Imagine this: you’re walking down the street, tearing open your favourite candy bar. You eat the candy bar. What happens next? Chances are you’ll look for the nearest waste or recycling bin to toss the wrapper.
For energy companies that operate in Alberta, British Columbia, or Saskatchewan, sometimes the nearest bin—or in this case, oilfield waste processing facility—resides in a different province.
“There are two main reasons: lower transportation costs, and more business,” explains Dalene Meier, environment technical specialist at the Alberta Energy Regulator (AER).
“A company near the edge of Saskatchewan is looking for the nearest facility to dispose of its waste, which may not always be in its own province. And a facility in Alberta that receives and disposes the waste wants to do business and make a profit.”
There are additional benefits to the arrangement: having fewer trucks travelling long distances translates into reduced emissions and increased safety for all drivers; it also gives companies an opportunity to develop more resources. Oilfield waste processing facilities in Alberta, for example, that accept waste from B.C. or Saskatchewan must be able to recover—and sell—any last traces of resources before disposing of the rest.
Breaking It Down
The phrase “imported waste” isn’t limited to energy development; all kinds of waste can be shipped over provincial borders for processing and disposal—even carwash detergent and soap waste.

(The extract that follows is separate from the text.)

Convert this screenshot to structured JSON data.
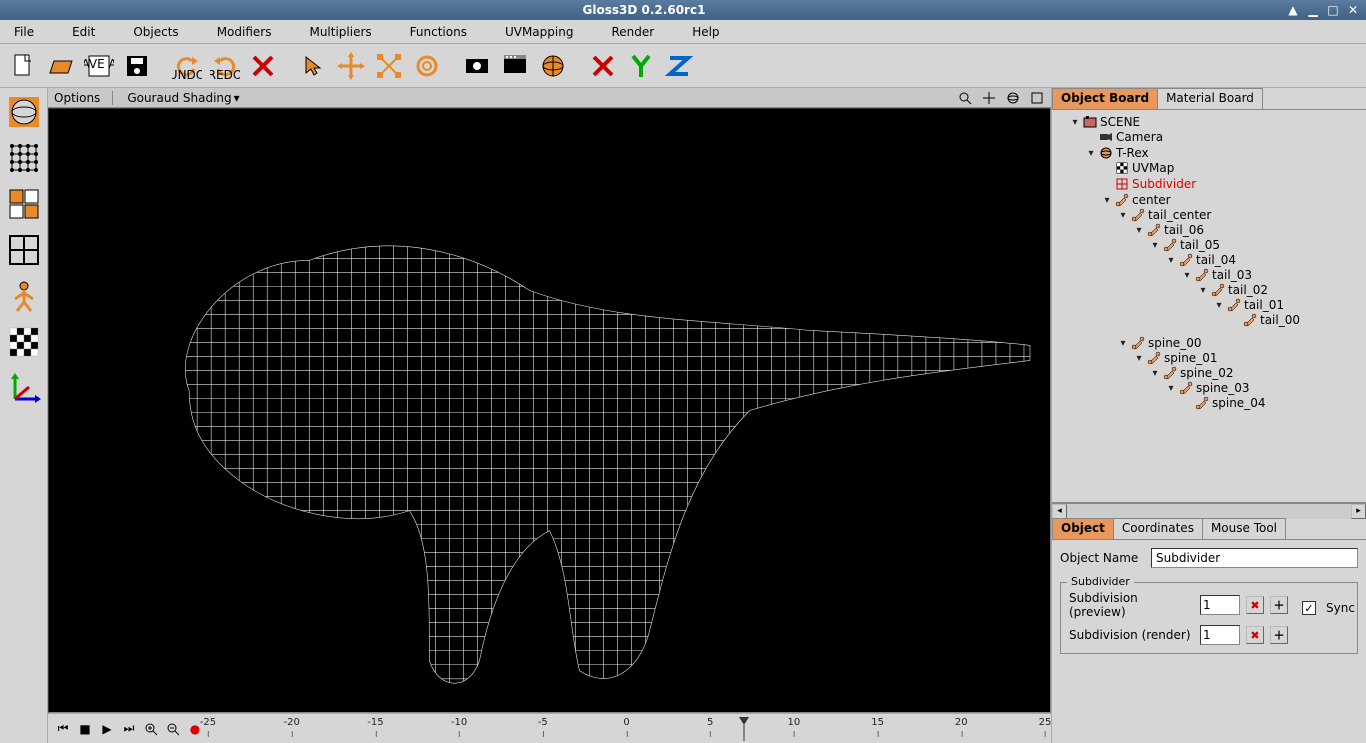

In this case, “imported oilfield waste,” which often includes drilling mud and cuttings, is delivered by truck. Before the trek begins, there must be an agreement in place between the company delivering the waste and the company receiving it.
Companies sending oilfield waste across provincial borders must also specify what’s in it to ensure that anyone handling potentially hazardous materials is approved to accept it and to do so safely and responsibly.
When the waste reaches the facility, it is processed and squeezed of the remaining resources. From there, the waste is treated and recycled, or disposed of, in a landfill, disposal well, or cavern. Drilling waste is an exception: in some cases, it can be recycled or returned to the land.
And while there are over 150 active AER-regulated waste processing facilities in Alberta, Meier acknowledges that most trucks delivering waste into the province head to the nearest drop-off point.
“Understandably, facilities close to the provincial border receive the most out-of-province business—like around Grande Prairie or Lloydminster, for instance.”
Likewise, for companies producing resources in Alberta, sometimes the nearest oilfield waste processing facility is in B.C. or Saskatchewan.
Who Makes the Rules?
For over 22 years, Alberta has worked with governments and regulators in B.C. and Saskatchewan to ensure that imported waste is handled safely—regardless of where its journey begins and ends.
Here at home, the Government of Alberta and the AER work together to ensure that waste entering or leaving the province meets strict rules and requirements. If out-of-province waste doesn’t meet Alberta’s requirements, it will be turned away, and the neighbouring regulator (or other jurisdiction) will be notified.
The AER routinely inspects waste processing facilities in Alberta to ensure that they are capable of processing waste from other provinces and are disposing of it safely and responsibly. If rules are broken, the provincial government and the AER can suspend or shut down a facility.